Prepare agujas como para la tubulina, utilizando una concentración adecuada (esto puede ser necesario para ser probado). El anticuerpo puede ser en el buffer de la inyección, el G-PEM buffer o PBS. Si se necesita otro buffer, el buffer tendrá que ser inyectado como un control para asegurarse de que el buffer no causa ningún daño por sí mismo.

Nota: Inhibidor de la tubulina y fluorescentes se pueden mezclar e inyectar juntos si las concentraciones lo permiten. De lo contrario, inyectar la tubulina fluorescente y esperar de 5 a 10 minutos antes de la inyección del inhibidor. Cuando se realiza una doble inyección, empieza con más embriones, ya que menos embriones se recuperará con normalidad.

De recogida de embriones:

  1. Ponga un plato de jugo de uva nuevo en la jaula estaba.
  2. Eliminar esta placa después de una hora, esta es la primera colección del día y muchas veces no es muy buena. Puede ser descartada.
  3. Cambiar la placa de cada hora para mantener la recogida de embriones durante una hora cada uno.

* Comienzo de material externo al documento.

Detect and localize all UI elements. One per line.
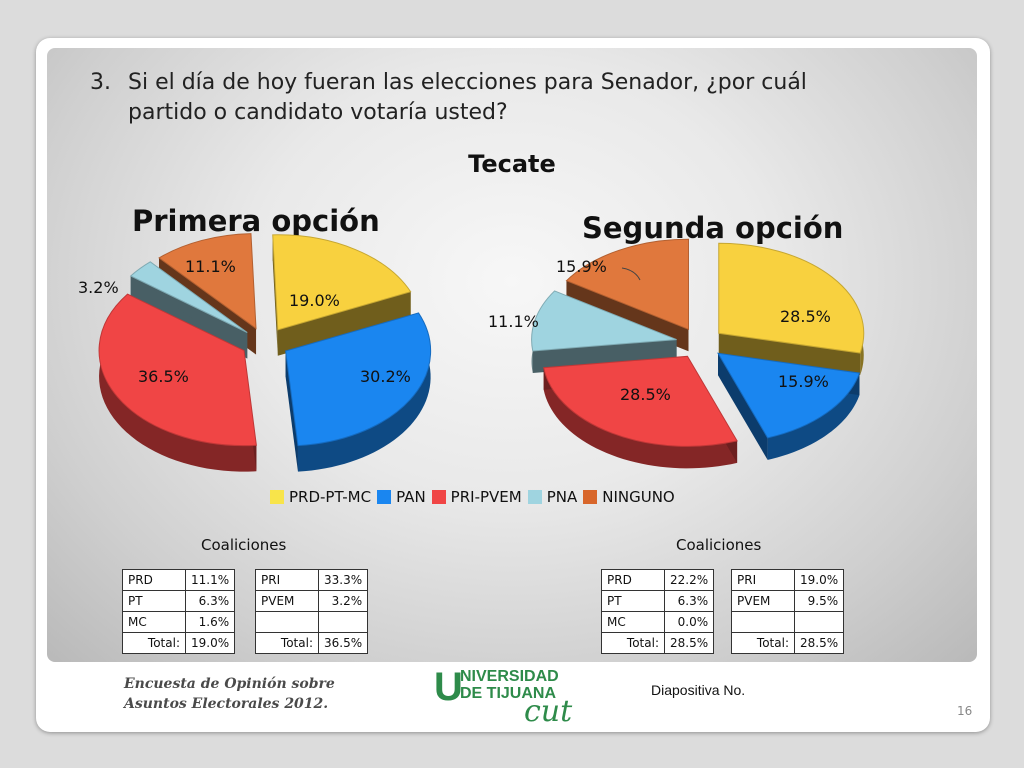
pie-chart-segunda: 28.5% 15.9% 28.5% 11.1% 15.9% [488,238,865,469]
legend-item-ninguno: NINGUNO [583,488,675,506]
table-row: PRD 11.1% [122,569,236,591]
data-label: 28.5% [780,307,831,326]
data-label: 11.1% [488,312,539,331]
slice-wall [297,312,431,472]
legend-item-pri: PRI-PVEM [431,488,522,506]
table-row: PVEM 3.2% [255,590,369,612]
subtitle: Tecate [468,150,556,178]
table-row: Total: 36.5% [255,632,369,654]
slice-wall [99,294,257,472]
table-row [255,611,369,633]
slide-number-label: Diapositiva No. [651,682,746,698]
footer-line-1: Encuesta de Opinión sobre [124,676,335,692]
data-label: 15.9% [778,372,829,391]
question-number: 3. [90,70,111,95]
slice-top [98,293,257,447]
legend-swatch [431,490,446,504]
coalition-table-prd-segunda: PRD 22.2% PT 6.3% MC 0.0% Total: 28.5% [601,569,715,654]
slice-wall [767,373,860,460]
slice-side [532,339,677,374]
coaliciones-label-right: Coaliciones [676,536,762,554]
pie-slice-pna [531,290,677,374]
slice-side [277,291,411,356]
coalition-table-prd-primera: PRD 11.1% PT 6.3% MC 1.6% Total: 19.0% [122,569,236,654]
table-row: Total: 28.5% [731,632,845,654]
data-label: 30.2% [360,367,411,386]
slice-top [531,290,677,352]
slice-wall [543,367,738,469]
data-label: 36.5% [138,367,189,386]
data-label: 28.5% [620,385,671,404]
data-label: 15.9% [556,257,607,276]
table-row: PRI 19.0% [731,569,845,591]
question-line-1: Si el día de hoy fueran las elecciones p… [128,70,807,95]
page-number: 16 [957,704,973,718]
slice-top [717,352,861,439]
table-row: Total: 28.5% [601,632,715,654]
slice-top [129,261,248,333]
chart-legend: PRD-PT-MC PAN PRI-PVEM PNA NINGUNO [270,487,681,507]
data-label: 19.0% [289,291,340,310]
legend-item-pna: PNA [527,488,577,506]
legend-swatch [583,490,598,504]
slice-top [272,234,412,331]
legend-swatch [377,490,392,504]
data-label: 11.1% [185,257,236,276]
footer-line-2: Asuntos Electorales 2012. [124,696,329,712]
table-row: MC 1.6% [122,611,236,633]
pie-slice-pri-pvem [543,355,738,469]
pie-chart-primera: 19.0% 30.2% 36.5% 3.2% 11.1% [78,233,432,472]
svg-text:NIVERSIDAD: NIVERSIDAD [460,668,559,685]
pie-slice-pan [285,312,432,472]
chart-title-primera: Primera opción [132,204,380,238]
slice-top [285,312,432,447]
slice-top [158,233,257,330]
question-line-2: partido o candidato votaría usted? [128,100,508,125]
chart-title-segunda: Segunda opción [582,211,844,245]
legend-item-prd: PRD-PT-MC [270,488,371,506]
pie-slice-pan [717,352,861,460]
slice-side [718,333,861,376]
coalition-table-pri-segunda: PRI 19.0% PVEM 9.5% Total: 28.5% [731,569,845,654]
pie-slice-prd-pt-mc [718,242,865,376]
svg-text:DE TIJUANA: DE TIJUANA [460,685,556,702]
legend-item-pan: PAN [377,488,426,506]
pie-slice-pri-pvem [98,293,257,472]
table-row: PRI 33.3% [255,569,369,591]
legend-swatch [270,490,284,504]
slice-top [565,238,689,331]
svg-text:cut: cut [524,694,573,724]
svg-text:U: U [434,665,463,709]
slice-side [718,353,768,460]
table-row: PT 6.3% [601,590,715,612]
legend-swatch [527,490,542,504]
data-label: 3.2% [78,278,119,297]
coalition-table-pri-primera: PRI 33.3% PVEM 3.2% Total: 36.5% [255,569,369,654]
table-row: PRD 22.2% [601,569,715,591]
slice-side [285,350,298,472]
coaliciones-label-left: Coaliciones [201,536,287,554]
leader-line [621,267,641,281]
slice-top [718,242,865,354]
universidad-de-tijuana-logo: U NIVERSIDAD DE TIJUANA cut [432,664,582,724]
table-row: MC 0.0% [601,611,715,633]
table-row: PT 6.3% [122,590,236,612]
table-row [731,611,845,633]
question-text: 3. Si el día de hoy fueran las elecciones… [90,68,970,128]
survey-footer-text: Encuesta de Opinión sobre Asuntos Electo… [124,674,335,714]
slice-top [543,355,738,447]
table-row: PVEM 9.5% [731,590,845,612]
pie-slice-prd-pt-mc [272,234,412,356]
table-row: Total: 19.0% [122,632,236,654]
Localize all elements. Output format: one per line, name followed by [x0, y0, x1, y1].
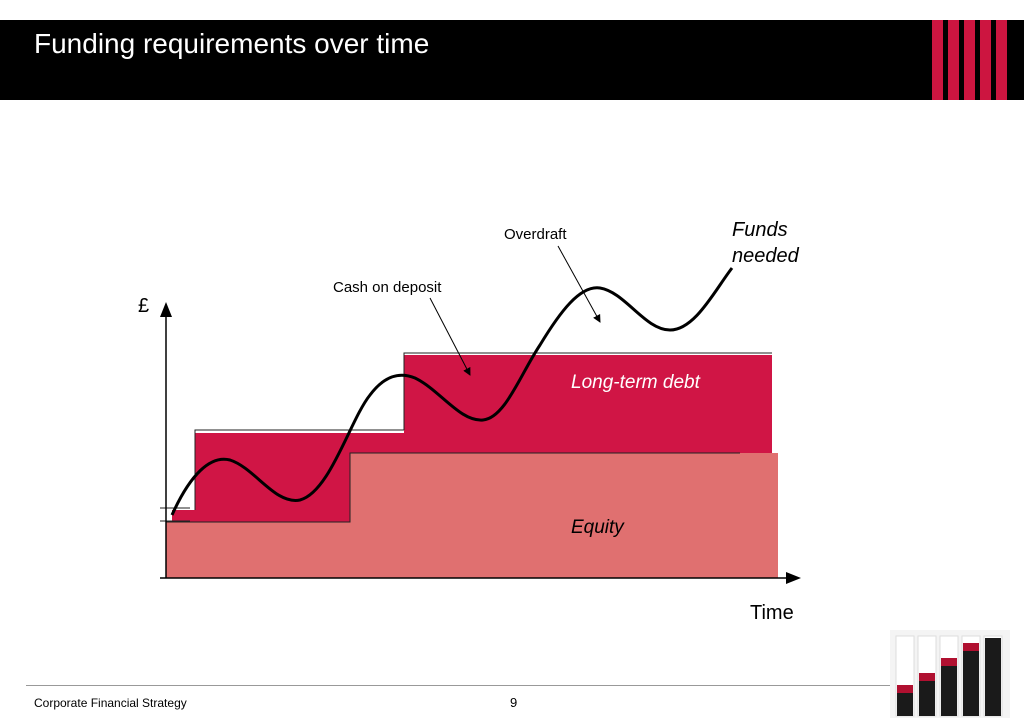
funds-needed-label-line2: needed — [732, 245, 800, 267]
equity-outline — [166, 452, 740, 523]
y-axis-label: £ — [138, 295, 149, 317]
slide-title: Funding requirements over time — [34, 28, 430, 59]
long-term-debt-label: Long-term debt — [571, 372, 701, 393]
x-axis-label: Time — [750, 602, 794, 624]
cash-on-deposit-label: Cash on deposit — [333, 279, 442, 296]
stacked-stones-jars-image — [890, 630, 1010, 718]
footer-text: Corporate Financial Strategy — [34, 696, 187, 710]
funds-needed-curve — [170, 267, 734, 516]
page-number: 9 — [510, 695, 518, 710]
brand-stripes-icon — [932, 20, 1007, 100]
equity-label: Equity — [571, 517, 625, 538]
debt-outline — [194, 352, 772, 510]
overdraft-label: Overdraft — [504, 226, 567, 243]
overdraft-pointer — [557, 245, 601, 323]
funds-needed-label: Funds — [732, 219, 788, 241]
cash-on-deposit-pointer — [429, 297, 471, 376]
equity-area — [166, 453, 778, 578]
footer-rule — [26, 685, 896, 686]
header-bar — [0, 20, 1024, 100]
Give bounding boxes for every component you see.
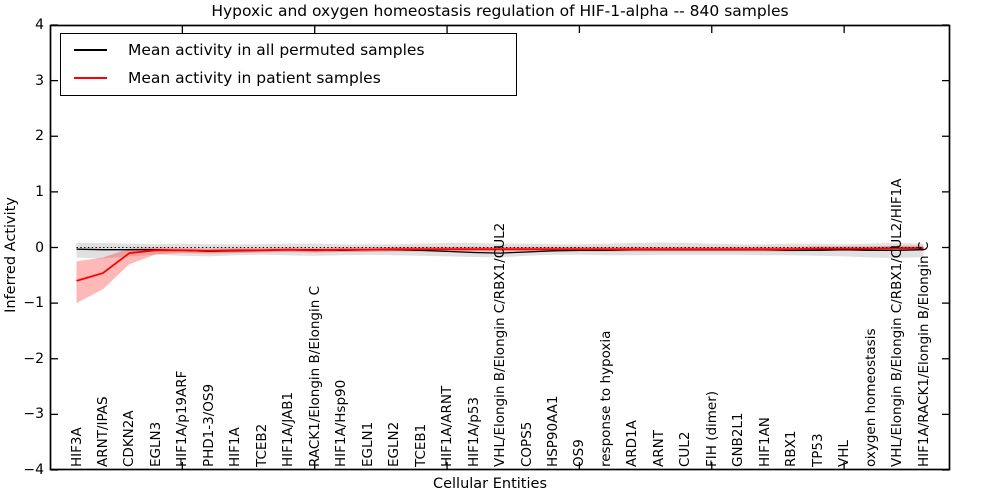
x-tick-label: ARNT [650,430,667,467]
x-tick-label: HIF1AN [756,417,773,467]
y-tick-label: −4 [23,462,44,478]
y-tick-label: −1 [23,295,44,312]
x-tick-label: OS9 [571,439,588,467]
x-tick-label: GNB2L1 [730,412,747,467]
x-tick-label: HSP90AA1 [544,395,561,467]
x-tick-label: TP53 [809,433,826,467]
y-tick-label: 3 [35,72,44,89]
x-tick-label: oxygen homeostasis [862,328,879,468]
x-tick-label: ARD1A [624,420,641,467]
patient-mean-line [76,247,924,282]
patient-line-swatch [74,77,107,79]
x-tick-label: CUL2 [677,431,694,467]
x-tick-label: COPS5 [518,421,535,467]
permuted-confidence-band [76,242,924,259]
x-tick-label: HIF1A/p53 [465,396,482,467]
x-tick-label: VHL [836,440,853,467]
y-tick-label: 4 [35,17,44,33]
x-tick-label: VHL/Elongin B/Elongin C/RBX1/CUL2/HIF1A [889,178,906,467]
x-axis-title: Cellular Entities [432,476,548,492]
x-tick-label: FIH (dimer) [703,390,720,467]
legend-entry-patient: Mean activity in patient samples [61,64,516,92]
x-tick-label: RACK1/Elongin B/Elongin C [306,285,323,467]
legend-label-patient: Mean activity in patient samples [128,69,381,87]
x-tick-label: HIF1A/Hsp90 [333,379,350,467]
patient-confidence-band [76,245,924,304]
y-tick-label: 2 [35,128,44,145]
x-tick-label: response to hypoxia [597,330,614,467]
permuted-line-swatch [74,49,107,51]
x-tick-label: VHL/Elongin B/Elongin C/RBX1/CUL2 [492,222,508,467]
x-tick-label: EGLN1 [359,421,376,467]
y-tick-label: 1 [35,183,44,200]
chart-title: Hypoxic and oxygen homeostasis regulatio… [211,2,789,20]
legend-label-permuted: Mean activity in all permuted samples [128,41,425,59]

Cubreobjetos de preparación:

  1. Ponga un cubreobjetos de 50 x 22 mm en un lado de un portaobjetos de microscopio. Cinta de las cuatro esquinas de la diapositiva para que no se mueve.
  2. El uso de un aplicador con punta de algodón, poner una capa de pegamento heptano en una sola línea sobre el cubreobjetos (la cola no debe ser viscoso y se seca en pocos segundos, de lo contrario añadir más heptano).
  3. Ponga un pedazo dedoble cinta adhesiva en la diapositiva hacia el lado del cubreobjetos.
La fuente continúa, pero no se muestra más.